Let’s assume we are running an e-commerce search engine that uses machine learning on user-issued queries to identify the intended product category. Say the model in production incurs a 20ms prediction latency and has 90% accuracy.
A natural next goal from a modeling perspective would be to drive the accuracy higher, say to 95% or beyond. However, we know that improving the accuracy almost always requires the consumption of more computational resources for training models and may also increase the inference latency. In addition, the experimentation process and associated engineering efforts can be a months-long or even years-long endeavor.
Meanwhile, how does a 5% increase in accuracy translate to the business goal? Given a user query, the search engine should drive relevance and minimize the time for product discovery. Predicting the intended category is only an intermediate step toward achieving the business objective. We may not even see improvements in the downstream business performance by driving the accuracy to 95%.
To move the needle on the customer experience and make an impact to the e-commerce business, we should think beyond incrementally increasing the accuracy of this specific query relevance model. We could have another model that predicts the intended “price range.” It may also be a good idea to develop another AI solution to predict the intended “query attributes,” and perhaps another to predict the propensity of a shopper to buy vs. explore.
If we only invest in improving a single task, we are likely not materializing AI’s complete potential. However, expanding to multiple tasks would normally be difficult to achieve without hurting the latency or operational cost. Such an endeavor would typically also require hiring additional experts to tackle each of these respective problems. We must have a broad focus to deliver business impact, but it is not scalable or sustainable to handle new hypotheses by adding new headcount. We need automated solutions.
To validate a machine learning hypothesis in business settings, we need three main components: (1) data, (2) a production-ready model, and (3) infrastructure for A/B testing to select a model to deploy. While data and testing harnesses are often domain specific, the challenge of building machine learning models shares many commonalities across disciplines.
Moreover, an efficient model development workflow provides tremendous value as building AI solutions efficiently with less developer effort is critical to executing more experiments, testing more hypotheses, and ultimately making transformational business impact, as we illustrated in our e-commerce example above. The best way to have a good idea is to try lots of ideas.

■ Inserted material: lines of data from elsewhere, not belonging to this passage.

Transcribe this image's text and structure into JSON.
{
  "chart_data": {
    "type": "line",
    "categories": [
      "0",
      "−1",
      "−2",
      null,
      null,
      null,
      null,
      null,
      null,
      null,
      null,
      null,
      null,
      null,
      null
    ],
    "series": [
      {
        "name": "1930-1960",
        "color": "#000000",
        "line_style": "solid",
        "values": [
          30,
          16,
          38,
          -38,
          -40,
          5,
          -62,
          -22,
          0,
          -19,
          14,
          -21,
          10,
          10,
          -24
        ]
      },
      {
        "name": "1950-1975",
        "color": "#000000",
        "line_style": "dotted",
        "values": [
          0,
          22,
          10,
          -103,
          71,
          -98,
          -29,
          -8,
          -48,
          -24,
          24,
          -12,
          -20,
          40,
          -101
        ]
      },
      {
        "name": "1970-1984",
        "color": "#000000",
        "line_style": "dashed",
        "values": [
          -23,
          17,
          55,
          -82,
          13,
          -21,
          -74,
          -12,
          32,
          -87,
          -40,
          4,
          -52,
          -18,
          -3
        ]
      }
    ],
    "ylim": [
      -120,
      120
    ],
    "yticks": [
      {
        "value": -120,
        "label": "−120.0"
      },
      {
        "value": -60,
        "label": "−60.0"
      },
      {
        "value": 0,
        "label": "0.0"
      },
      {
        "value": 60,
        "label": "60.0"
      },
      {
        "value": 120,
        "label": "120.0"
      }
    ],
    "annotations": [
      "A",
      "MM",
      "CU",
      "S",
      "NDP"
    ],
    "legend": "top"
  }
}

All machine learning software libraries in wide use today are limited. Libraries for training large-scale neural networks, while effective at learning from raw, unstructured data, require access to costly specialized computing hardware, such as GPUs, and take weeks or months to train. Furthermore, these deep learning solutions very often also involve costly post-processing steps to compress models into a size that can be deployed efficiently. Conversely, data science tools that run on ordinary CPU hardware are invariably restricted to structured datasets, such as tables and spreadsheets, and are thus incapable of taking advantage of the vast troves of multi-modal information available to many organizations.
Most AutoML tools are also constrained by the amount and type of information they can leverage, resulting in model capabilities that are still sub-optimal. In the case of personalization, an ML framework should be able to handle a large number of categories and build predictive models that are conditional on every user. Sequential information, which is almost always available in the form of timestamps, provides critical insights for building truly personalized models that are aware of ever-evolving temporal behaviors. In addition, metadata in the form of text will likely require some form of Natural Language Processing (NLP). Existing AutoML tools typically do not handle these various modalities in conjunction.

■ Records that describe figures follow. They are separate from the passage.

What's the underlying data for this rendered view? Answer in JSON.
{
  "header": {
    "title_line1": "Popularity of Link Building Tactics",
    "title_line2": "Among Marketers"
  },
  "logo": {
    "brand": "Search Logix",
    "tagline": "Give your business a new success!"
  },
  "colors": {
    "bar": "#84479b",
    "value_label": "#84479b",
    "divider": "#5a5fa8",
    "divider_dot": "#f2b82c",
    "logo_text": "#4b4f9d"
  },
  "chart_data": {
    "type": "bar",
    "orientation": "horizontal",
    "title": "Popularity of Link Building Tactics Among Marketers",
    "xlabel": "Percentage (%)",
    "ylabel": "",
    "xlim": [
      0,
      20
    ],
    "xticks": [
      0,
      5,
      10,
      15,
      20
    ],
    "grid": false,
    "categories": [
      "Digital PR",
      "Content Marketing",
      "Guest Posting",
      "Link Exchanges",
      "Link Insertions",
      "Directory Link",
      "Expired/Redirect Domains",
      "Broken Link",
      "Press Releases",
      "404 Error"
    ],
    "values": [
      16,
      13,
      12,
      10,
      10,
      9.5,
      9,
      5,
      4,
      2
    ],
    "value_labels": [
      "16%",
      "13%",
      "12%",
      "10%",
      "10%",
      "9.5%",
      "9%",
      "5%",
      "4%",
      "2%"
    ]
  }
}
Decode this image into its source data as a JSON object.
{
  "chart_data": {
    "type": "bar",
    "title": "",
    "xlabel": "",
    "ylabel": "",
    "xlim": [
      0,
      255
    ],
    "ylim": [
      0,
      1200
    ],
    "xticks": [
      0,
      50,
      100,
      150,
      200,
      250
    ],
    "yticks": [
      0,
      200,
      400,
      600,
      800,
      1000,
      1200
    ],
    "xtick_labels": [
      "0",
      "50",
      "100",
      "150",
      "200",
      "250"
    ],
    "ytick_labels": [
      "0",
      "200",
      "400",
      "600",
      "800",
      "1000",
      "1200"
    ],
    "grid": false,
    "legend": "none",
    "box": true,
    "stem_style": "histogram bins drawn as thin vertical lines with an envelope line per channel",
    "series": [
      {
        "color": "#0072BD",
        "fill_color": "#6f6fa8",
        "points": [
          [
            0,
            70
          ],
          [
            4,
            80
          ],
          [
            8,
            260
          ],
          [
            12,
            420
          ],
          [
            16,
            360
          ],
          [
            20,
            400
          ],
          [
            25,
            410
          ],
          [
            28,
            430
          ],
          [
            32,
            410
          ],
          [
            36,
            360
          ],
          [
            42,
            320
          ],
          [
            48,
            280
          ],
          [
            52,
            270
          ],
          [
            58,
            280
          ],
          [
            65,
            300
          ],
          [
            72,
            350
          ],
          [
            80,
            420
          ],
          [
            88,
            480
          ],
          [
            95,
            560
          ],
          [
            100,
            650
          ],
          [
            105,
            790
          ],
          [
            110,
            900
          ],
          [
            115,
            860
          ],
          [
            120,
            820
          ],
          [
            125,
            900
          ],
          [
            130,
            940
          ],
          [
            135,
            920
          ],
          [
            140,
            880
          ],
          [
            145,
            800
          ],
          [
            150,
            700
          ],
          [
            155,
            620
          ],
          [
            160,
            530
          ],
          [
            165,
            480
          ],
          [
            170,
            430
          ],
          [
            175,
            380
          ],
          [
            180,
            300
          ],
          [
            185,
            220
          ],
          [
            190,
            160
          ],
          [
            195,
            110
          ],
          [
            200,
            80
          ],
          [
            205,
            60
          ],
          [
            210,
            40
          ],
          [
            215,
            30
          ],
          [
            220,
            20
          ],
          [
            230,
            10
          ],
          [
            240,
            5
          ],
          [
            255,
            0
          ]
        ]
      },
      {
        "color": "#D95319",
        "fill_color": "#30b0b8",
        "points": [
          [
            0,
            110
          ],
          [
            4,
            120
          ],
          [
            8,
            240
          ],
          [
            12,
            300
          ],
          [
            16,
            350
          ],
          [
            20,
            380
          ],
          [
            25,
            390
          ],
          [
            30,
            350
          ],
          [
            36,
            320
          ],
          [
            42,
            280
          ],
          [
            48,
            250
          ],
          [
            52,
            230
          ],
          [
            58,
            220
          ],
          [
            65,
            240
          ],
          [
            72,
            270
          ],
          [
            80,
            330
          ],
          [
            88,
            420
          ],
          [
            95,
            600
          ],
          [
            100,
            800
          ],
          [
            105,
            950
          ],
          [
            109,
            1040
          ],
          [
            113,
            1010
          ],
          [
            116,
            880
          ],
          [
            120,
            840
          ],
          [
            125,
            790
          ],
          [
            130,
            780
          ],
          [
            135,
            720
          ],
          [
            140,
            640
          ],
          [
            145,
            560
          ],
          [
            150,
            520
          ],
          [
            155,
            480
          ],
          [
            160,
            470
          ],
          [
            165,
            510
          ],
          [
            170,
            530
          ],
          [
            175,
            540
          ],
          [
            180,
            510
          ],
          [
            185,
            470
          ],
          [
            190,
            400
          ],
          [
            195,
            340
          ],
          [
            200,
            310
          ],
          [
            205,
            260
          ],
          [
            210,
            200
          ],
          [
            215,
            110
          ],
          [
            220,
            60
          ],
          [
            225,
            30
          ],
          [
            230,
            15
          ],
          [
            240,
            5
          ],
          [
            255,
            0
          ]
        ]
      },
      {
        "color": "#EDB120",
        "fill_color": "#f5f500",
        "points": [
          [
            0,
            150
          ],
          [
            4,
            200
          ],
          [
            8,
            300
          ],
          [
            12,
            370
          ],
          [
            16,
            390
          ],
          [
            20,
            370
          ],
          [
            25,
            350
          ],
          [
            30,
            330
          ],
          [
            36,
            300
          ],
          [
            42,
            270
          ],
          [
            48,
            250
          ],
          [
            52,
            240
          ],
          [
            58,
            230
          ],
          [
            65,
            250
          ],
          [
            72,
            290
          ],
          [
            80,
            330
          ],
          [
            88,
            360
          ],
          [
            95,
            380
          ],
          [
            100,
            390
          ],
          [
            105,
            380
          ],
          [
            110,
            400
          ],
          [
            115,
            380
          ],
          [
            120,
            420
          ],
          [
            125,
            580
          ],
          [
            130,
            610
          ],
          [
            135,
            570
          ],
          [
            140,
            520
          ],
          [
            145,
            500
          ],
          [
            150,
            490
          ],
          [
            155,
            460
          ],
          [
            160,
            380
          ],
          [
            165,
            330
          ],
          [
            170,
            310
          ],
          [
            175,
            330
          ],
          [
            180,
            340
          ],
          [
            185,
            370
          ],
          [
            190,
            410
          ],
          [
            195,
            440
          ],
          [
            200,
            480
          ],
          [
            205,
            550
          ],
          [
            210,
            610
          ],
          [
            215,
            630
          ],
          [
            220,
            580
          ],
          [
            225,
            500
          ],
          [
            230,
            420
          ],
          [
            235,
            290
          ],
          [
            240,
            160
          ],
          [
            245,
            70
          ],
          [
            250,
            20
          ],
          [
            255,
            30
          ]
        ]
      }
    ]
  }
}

Ultimately, to unlock business value, we need an AutoML solution that addresses all of these shortcomings by: (1) training large neural network models efficiently on low-cost hardware, (2) handling multiple modalities of data, such as text, metadata, and sequential relationships, and (3) leveraging the power of large quantities of data.

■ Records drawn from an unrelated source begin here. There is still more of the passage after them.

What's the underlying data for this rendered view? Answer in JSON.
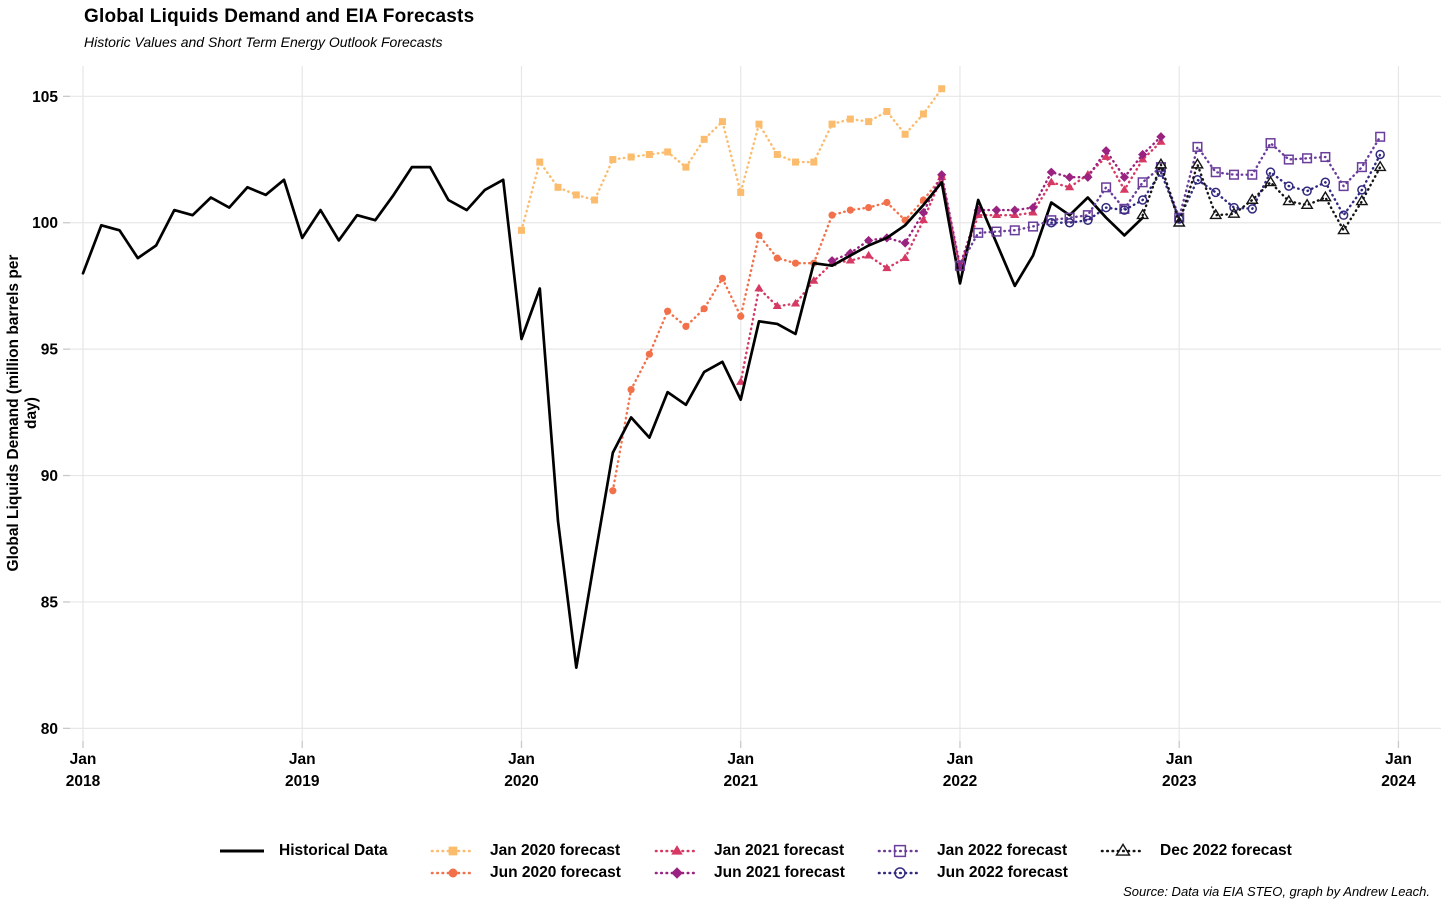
{
  "chart_data": {
    "type": "line",
    "title": "Global Liquids Demand and EIA Forecasts",
    "subtitle": "Historic Values and Short Term Energy Outlook Forecasts",
    "ylabel": "Global Liquids Demand (million barrels per day)",
    "source": "Source: Data via EIA STEO, graph by Andrew Leach.",
    "ylim": [
      79.5,
      106.2
    ],
    "y_ticks": [
      80,
      85,
      90,
      95,
      100,
      105
    ],
    "x_ticks": [
      {
        "month": 0,
        "line1": "Jan",
        "line2": "2018"
      },
      {
        "month": 12,
        "line1": "Jan",
        "line2": "2019"
      },
      {
        "month": 24,
        "line1": "Jan",
        "line2": "2020"
      },
      {
        "month": 36,
        "line1": "Jan",
        "line2": "2021"
      },
      {
        "month": 48,
        "line1": "Jan",
        "line2": "2022"
      },
      {
        "month": 60,
        "line1": "Jan",
        "line2": "2023"
      },
      {
        "month": 72,
        "line1": "Jan",
        "line2": "2024"
      }
    ],
    "grid_color": "#e7e7e7",
    "tick_color": "#c9c9c9",
    "series": [
      {
        "id": "historical",
        "label": "Historical Data",
        "color": "#000000",
        "line": "solid",
        "marker": "none",
        "filled": true,
        "start_month": 0,
        "values": [
          98.0,
          99.9,
          99.7,
          98.6,
          99.1,
          100.5,
          100.3,
          101.0,
          100.6,
          101.4,
          101.1,
          101.7,
          99.4,
          100.5,
          99.3,
          100.3,
          100.1,
          101.1,
          102.2,
          102.2,
          100.9,
          100.5,
          101.3,
          101.7,
          95.4,
          97.4,
          88.2,
          82.4,
          86.7,
          90.9,
          92.3,
          91.5,
          93.3,
          92.8,
          94.1,
          94.5,
          93.0,
          96.1,
          96.0,
          95.6,
          98.4,
          98.3,
          98.7,
          99.1,
          99.4,
          99.9,
          100.7,
          101.6,
          97.6,
          100.9,
          99.2,
          97.5,
          98.7,
          100.8,
          100.3,
          101.0,
          100.2,
          99.5,
          100.2
        ]
      },
      {
        "id": "jan2020",
        "label": "Jan 2020 forecast",
        "color": "#fbbc6e",
        "line": "dotted",
        "marker": "square",
        "filled": true,
        "start_month": 24,
        "values": [
          99.7,
          102.4,
          101.4,
          101.1,
          100.9,
          102.5,
          102.6,
          102.7,
          102.8,
          102.2,
          103.3,
          104.0,
          101.2,
          103.9,
          102.7,
          102.4,
          102.4,
          103.9,
          104.1,
          104.0,
          104.4,
          103.5,
          104.3,
          105.3
        ]
      },
      {
        "id": "jun2020",
        "label": "Jun 2020 forecast",
        "color": "#f2714b",
        "line": "dotted",
        "marker": "circle",
        "filled": true,
        "start_month": 29,
        "values": [
          89.4,
          93.4,
          94.8,
          96.5,
          95.9,
          96.6,
          97.8,
          96.3,
          99.5,
          98.6,
          98.4,
          98.4,
          100.3,
          100.5,
          100.6,
          100.8,
          100.1,
          100.9,
          101.8
        ]
      },
      {
        "id": "jan2021",
        "label": "Jan 2021 forecast",
        "color": "#d63964",
        "line": "dotted",
        "marker": "triangle",
        "filled": true,
        "start_month": 36,
        "values": [
          93.7,
          97.4,
          96.7,
          96.8,
          97.7,
          98.4,
          98.5,
          98.7,
          98.2,
          98.6,
          100.1,
          101.8,
          98.2,
          100.3,
          100.3,
          100.3,
          100.4,
          101.6,
          101.4,
          101.9,
          102.6,
          101.3,
          102.5,
          103.2
        ]
      },
      {
        "id": "jun2021",
        "label": "Jun 2021 forecast",
        "color": "#9a2280",
        "line": "dotted",
        "marker": "diamond",
        "filled": true,
        "start_month": 41,
        "values": [
          98.5,
          98.8,
          99.3,
          99.4,
          99.2,
          100.4,
          101.9,
          98.3,
          100.5,
          100.5,
          100.5,
          100.6,
          102.0,
          101.8,
          101.8,
          102.85,
          101.8,
          102.7,
          103.4
        ]
      },
      {
        "id": "jan2022",
        "label": "Jan 2022 forecast",
        "color": "#6a3d9b",
        "line": "dotted",
        "marker": "square",
        "filled": false,
        "start_month": 48,
        "values": [
          98.3,
          99.6,
          99.65,
          99.7,
          99.85,
          100.1,
          100.2,
          100.3,
          101.4,
          100.55,
          101.6,
          102.2,
          100.2,
          103.0,
          102.0,
          101.9,
          101.9,
          103.15,
          102.5,
          102.55,
          102.6,
          101.45,
          102.2,
          103.4
        ]
      },
      {
        "id": "jun2022",
        "label": "Jun 2022 forecast",
        "color": "#322a7e",
        "line": "dotted",
        "marker": "circle",
        "filled": false,
        "start_month": 53,
        "values": [
          100.0,
          100.0,
          100.1,
          100.6,
          100.5,
          100.9,
          102.0,
          100.15,
          101.7,
          101.2,
          100.6,
          100.55,
          102.0,
          101.45,
          101.25,
          101.6,
          100.3,
          101.3,
          102.7
        ]
      },
      {
        "id": "dec2022",
        "label": "Dec 2022 forecast",
        "color": "#141414",
        "line": "dotted",
        "marker": "triangle",
        "filled": false,
        "start_month": 58,
        "values": [
          100.3,
          102.3,
          100.0,
          102.3,
          100.3,
          100.35,
          100.9,
          101.6,
          100.85,
          100.7,
          101.0,
          99.7,
          100.85,
          102.2
        ]
      }
    ]
  }
}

This is where ThirdAI comes in.
In addition, UDT performs inference in as little as 1ms, meaning that developers can immediately put a promising model in production without the need for costly compression operations commonplace in modern deep learning pipelines.
With UDT, business stakeholders can quickly train numerous models for a variety of tasks with minimal computational costs and no tedious parameter tuning. This AutoML approach aligns AI with business objectives by enabling developers to try ideas freely and ultimately converge on the differentiating solutions. By trying more ideas at scale and quickly, organizations can unlock the true value of AI.